Bauru e grande região

Segundando

As novas cavernas

por João Jabbour

03/03/2019 - 07h00

Desde os primórdios o homem vive em bandos. E cultiva essa mania até hoje. As novas cavernas são os grupos de whatsApp. Se você não está em pelo menos um deles, pode ser chamado de jurássico. Está fora da nova ordem mundial. Quase segregado. Também pode ser confundido com um extraterrestre.

E mais do que o hábito de viver em grupos, os humanos conservam neles os mesmos comportamentos que os moldaram ao longo dos últimos 350 mil anos. Em grupos de whatsApp acontece de tudo um pouco. Do baixo ao mais elevado instinto, do insulto à postagem da linda foto do bebê, os frequentadores do aplicativo mais pop do Brasil praticam desde uma serena relação a atrocidades.

É uma catarse geral. Os tímidos se soltam, os chatos extrapolam, famílias se 'reúnem' durante quase o dia todo, 7 dias por semana, em uma tela de celular; os engraçadinhos pensam que estão num palco da Broadway, os metódicos e sistemáticos enviam 'bom dia', 'boa tarde' e 'boa noite' todo santo dia com desenhos e frases surradas de autoajuda; os políticos nos sufocam com seus 'grandes feitos', os detratores se encorajam para caluniar e difamar e profissionais fazem dos smartphones workstations ambulantes 24 horas ao dia. Para fechar esta terra sem dono de forma gloriosa, nudes correm freneticamente pelas ondas eletromagnéticas dos celulares e, vez ou outra, vão parar em grupos errados ou endereços inconvenientes e transformam-se em pequenos e grandes escândalos.

“Os tímidos se soltam, os chatos extrapolam, os detratores caluniam...”

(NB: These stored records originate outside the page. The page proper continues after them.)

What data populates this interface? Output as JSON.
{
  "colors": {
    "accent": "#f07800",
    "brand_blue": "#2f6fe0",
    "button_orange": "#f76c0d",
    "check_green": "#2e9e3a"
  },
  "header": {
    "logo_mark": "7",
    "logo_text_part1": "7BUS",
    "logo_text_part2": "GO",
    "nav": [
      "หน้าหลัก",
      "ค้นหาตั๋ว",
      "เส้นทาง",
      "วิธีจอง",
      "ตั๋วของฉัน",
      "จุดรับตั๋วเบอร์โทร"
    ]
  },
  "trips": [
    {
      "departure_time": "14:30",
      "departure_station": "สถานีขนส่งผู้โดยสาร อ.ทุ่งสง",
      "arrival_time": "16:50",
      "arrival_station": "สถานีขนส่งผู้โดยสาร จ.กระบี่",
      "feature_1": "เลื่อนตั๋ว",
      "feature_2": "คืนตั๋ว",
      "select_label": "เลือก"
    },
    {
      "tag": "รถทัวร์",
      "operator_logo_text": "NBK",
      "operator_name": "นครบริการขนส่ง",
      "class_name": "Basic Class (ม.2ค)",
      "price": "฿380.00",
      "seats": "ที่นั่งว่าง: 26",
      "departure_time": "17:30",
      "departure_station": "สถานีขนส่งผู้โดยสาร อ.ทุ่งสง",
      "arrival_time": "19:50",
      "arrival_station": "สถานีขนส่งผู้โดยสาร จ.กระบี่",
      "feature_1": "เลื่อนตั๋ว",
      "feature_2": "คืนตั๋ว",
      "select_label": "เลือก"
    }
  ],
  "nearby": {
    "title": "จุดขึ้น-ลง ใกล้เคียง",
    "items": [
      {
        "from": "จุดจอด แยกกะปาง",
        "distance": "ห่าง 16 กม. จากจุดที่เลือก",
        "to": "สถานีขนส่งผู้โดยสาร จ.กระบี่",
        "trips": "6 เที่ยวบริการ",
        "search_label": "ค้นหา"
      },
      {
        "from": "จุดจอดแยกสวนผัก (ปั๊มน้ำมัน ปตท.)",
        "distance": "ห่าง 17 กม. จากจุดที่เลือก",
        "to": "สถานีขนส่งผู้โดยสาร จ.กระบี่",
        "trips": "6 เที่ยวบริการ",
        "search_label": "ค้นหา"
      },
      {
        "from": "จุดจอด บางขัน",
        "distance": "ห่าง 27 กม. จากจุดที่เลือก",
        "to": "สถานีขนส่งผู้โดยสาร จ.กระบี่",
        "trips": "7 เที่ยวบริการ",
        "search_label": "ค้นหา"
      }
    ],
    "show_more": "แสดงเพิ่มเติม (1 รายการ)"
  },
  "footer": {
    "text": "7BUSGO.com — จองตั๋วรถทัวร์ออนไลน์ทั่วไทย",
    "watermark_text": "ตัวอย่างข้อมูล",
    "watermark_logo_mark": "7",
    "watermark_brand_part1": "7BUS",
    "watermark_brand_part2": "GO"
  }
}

Mas 'temos' de estar em algum ou alguns desses grupos, não há outro jeito. Até onde consegui compreender a ferramenta, há formas de bloquear alguém em um grupo (o líder deve fazer isso), de silenciar as notificações de novas mensagens, posso sair de um grupo (mas é difícil porque vai chatear alguém), não deixar marcar de azulzinho o recebimento das últimas mensagens para que não fiquem cobrando resposta ou, então, simplesmente desligar o telefone e viver no ostracismo.

O envio de confidências verbais em grupos ou endereços errados é o campeão das gafes no whats. "Vazou um áudio meu falando em linguagem de bebê com a nossa cachorra, em um grupo em que estou. Todo mundo riu... Depois, pedi desculpas", relata uma colega de trabalho, num engraçado exemplo de como a vida é perigosa no whatsApp.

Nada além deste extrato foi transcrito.